Christ the King, AKA ‘The World’s Second-Tallest Jesus Statue,’ stands atop Nui Nho (Small Mountain) on the tip of a windswept peninsula in Vung Tau, a laid-back (by Vietnamese standards) resort city a few hours southeast of Saigon.
It’s a pilgrimage site for daytrippers and weekend warriors vacationing from Saigon, and a centerpiece of Vung Tau’s explosive local tourism industry.
Bible: The Theme Park
The deep-pocketed Vietnamese Christian organizations spared no expense building up the mountain, and today your journey to the top careens through a twisting menagerie of Biblical scenery flung across the mountain paths anywhere they could fit.
The climb is a dizzy, shade-free gauntlet of ivory-white statues–Moses, Mary, grinning cherubs and more—that culminates in the fortress-like mountaintop, complete with leftover artillery emplacements from the war.
Small Mountain is part holy site, part theme park, and part citadel of God.
If you plan on visiting Christ of Vung Tau, get your ass here in the morning. Shade is mercilessly sparse, the sun is homicidal, and you don’t want to come down with the ol’ vertigo climbing the steps—all 900ish of them.
Being a religious site, you shouldn’t roll up to Christ the King in a bathing suit or flip flops. There are certain standards you must observe. The list of rules is staggering, but as a foreign tourist you’re only held accountable for a few—chiefly, cover your knees and shoulders inside the statue.

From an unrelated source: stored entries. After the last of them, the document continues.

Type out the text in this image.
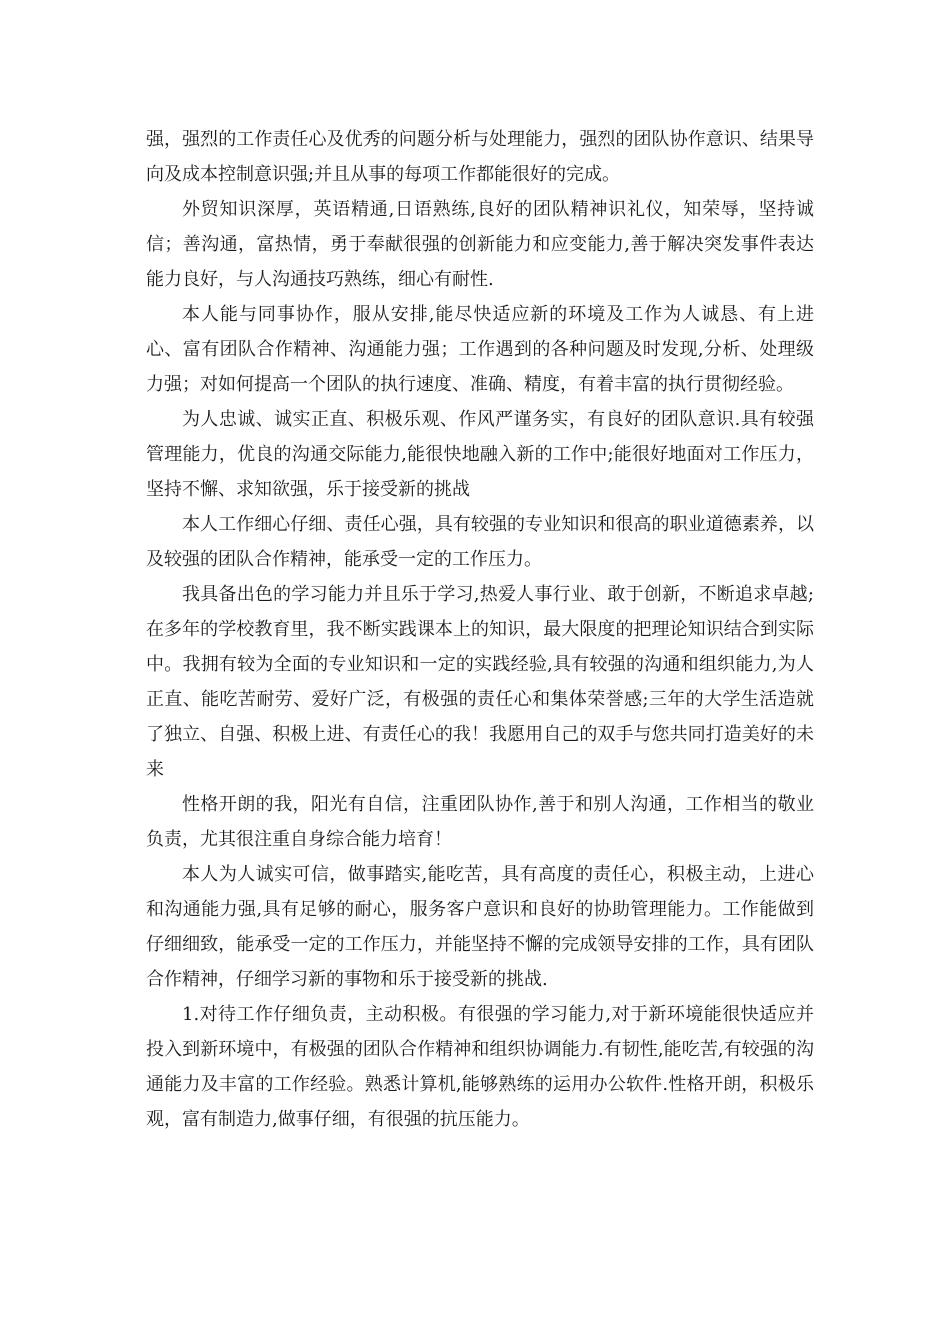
强，强烈的工作责任心及优秀的问题分析与处理能力，强烈的团队协作意识、结果导向及成本控制意识强;并且从事的每项工作都能很好的完成。

外贸知识深厚，英语精通,日语熟练,良好的团队精神识礼仪，知荣辱，坚持诚信；善沟通，富热情，勇于奉献很强的创新能力和应变能力,善于解决突发事件表达能力良好，与人沟通技巧熟练，细心有耐性.

本人能与同事协作，服从安排,能尽快适应新的环境及工作为人诚恳、有上进心、富有团队合作精神、沟通能力强；工作遇到的各种问题及时发现,分析、处理级力强；对如何提高一个团队的执行速度、准确、精度，有着丰富的执行贯彻经验。

为人忠诚、诚实正直、积极乐观、作风严谨务实，有良好的团队意识.具有较强管理能力，优良的沟通交际能力,能很快地融入新的工作中;能很好地面对工作压力，坚持不懈、求知欲强，乐于接受新的挑战

本人工作细心仔细、责任心强，具有较强的专业知识和很高的职业道德素养，以及较强的团队合作精神，能承受一定的工作压力。

我具备出色的学习能力并且乐于学习,热爱人事行业、敢于创新，不断追求卓越;在多年的学校教育里，我不断实践课本上的知识，最大限度的把理论知识结合到实际中。我拥有较为全面的专业知识和一定的实践经验,具有较强的沟通和组织能力,为人正直、能吃苦耐劳、爱好广泛，有极强的责任心和集体荣誉感;三年的大学生活造就了独立、自强、积极上进、有责任心的我！我愿用自己的双手与您共同打造美好的未来

性格开朗的我，阳光有自信，注重团队协作,善于和别人沟通，工作相当的敬业负责，尤其很注重自身综合能力培育！

本人为人诚实可信，做事踏实,能吃苦，具有高度的责任心，积极主动，上进心和沟通能力强,具有足够的耐心，服务客户意识和良好的协助管理能力。工作能做到仔细细致，能承受一定的工作压力，并能坚持不懈的完成领导安排的工作，具有团队合作精神，仔细学习新的事物和乐于接受新的挑战.

1.对待工作仔细负责，主动积极。有很强的学习能力,对于新环境能很快适应并投入到新环境中，有极强的团队合作精神和组织协调能力.有韧性,能吃苦,有较强的沟通能力及丰富的工作经验。熟悉计算机,能够熟练的运用办公软件.性格开朗，积极乐观，富有制造力,做事仔细，有很强的抗压能力。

WarningDon’t make the mistake of climbing to the top and realizing you can’t actually go inside the statue because your pasty white knees are showing.
Because you listened to me, you’re going to get here early, well before the heat turns the torrent of tourists into a horrible molasses spill.
Trying to wade your way to the top through this quagmire of moist bodies is a nightmare. You’re up against throngs of restless children, girls stacked high on 6-inch stilettos, and the infirm gasping their last breath before they succumb to heat stroke.
Fight your way to the summit. Rise, rise up above the oppression of the surface dwellers and ascend into the heavens.
Catch fleeting glimpses of Christ above you through the trees, arms outstretched, almost daring you to reach the peak.
Come at me, pilgrim.Christ the King
On the way, don’t forget to stop and smell the roses. There are plenty of great overlooks of the sea and nearby beaches.
You’re in the home stretch when you reach the longest continuous flight of stairs, a straight shot to the top. Keep going, you can do it.
Alright, I lied. You’re not really done yet. There’s still the matter of climbing the actual statue, and you’re not going to like it.
On the Shoulders of Giants
The statue staircase is the real bottleneck. The stairwell isn’t built for big people, or even normal-sized people. If you told me the stairs were actually a much smaller model for what the real steps are supposed to look like, I’d believe you.
And since these stairs are protected from the sun, old people just sit down and rest on them. Ignore the fact that there’s barely enough room for a single foot on each step. Just deal with it. Shimmy past, and don’t worry if the sweaty seat of your pants grazes a nose or two as you squeeze through.
This is your moment. Embrace it.
Your reward is close. The stairs emerge onto a precarious platform atop Christ’s shoulders, where you can clench your asshole and drink in the panoramic view of Vung Tau.
After a few minutes of exercising your sphincter, head back to the stairs. Shuffle past a red-faced child covered in melted chocolate, and try not to trip down the steps as the darkness blinds you.
The old women from before are still here massaging their feet. They also remember the dank, earthy smell of your humid body all too well. Smile and nod as you give them another daily dose of sodium, then collect your shoes from the base of the statue.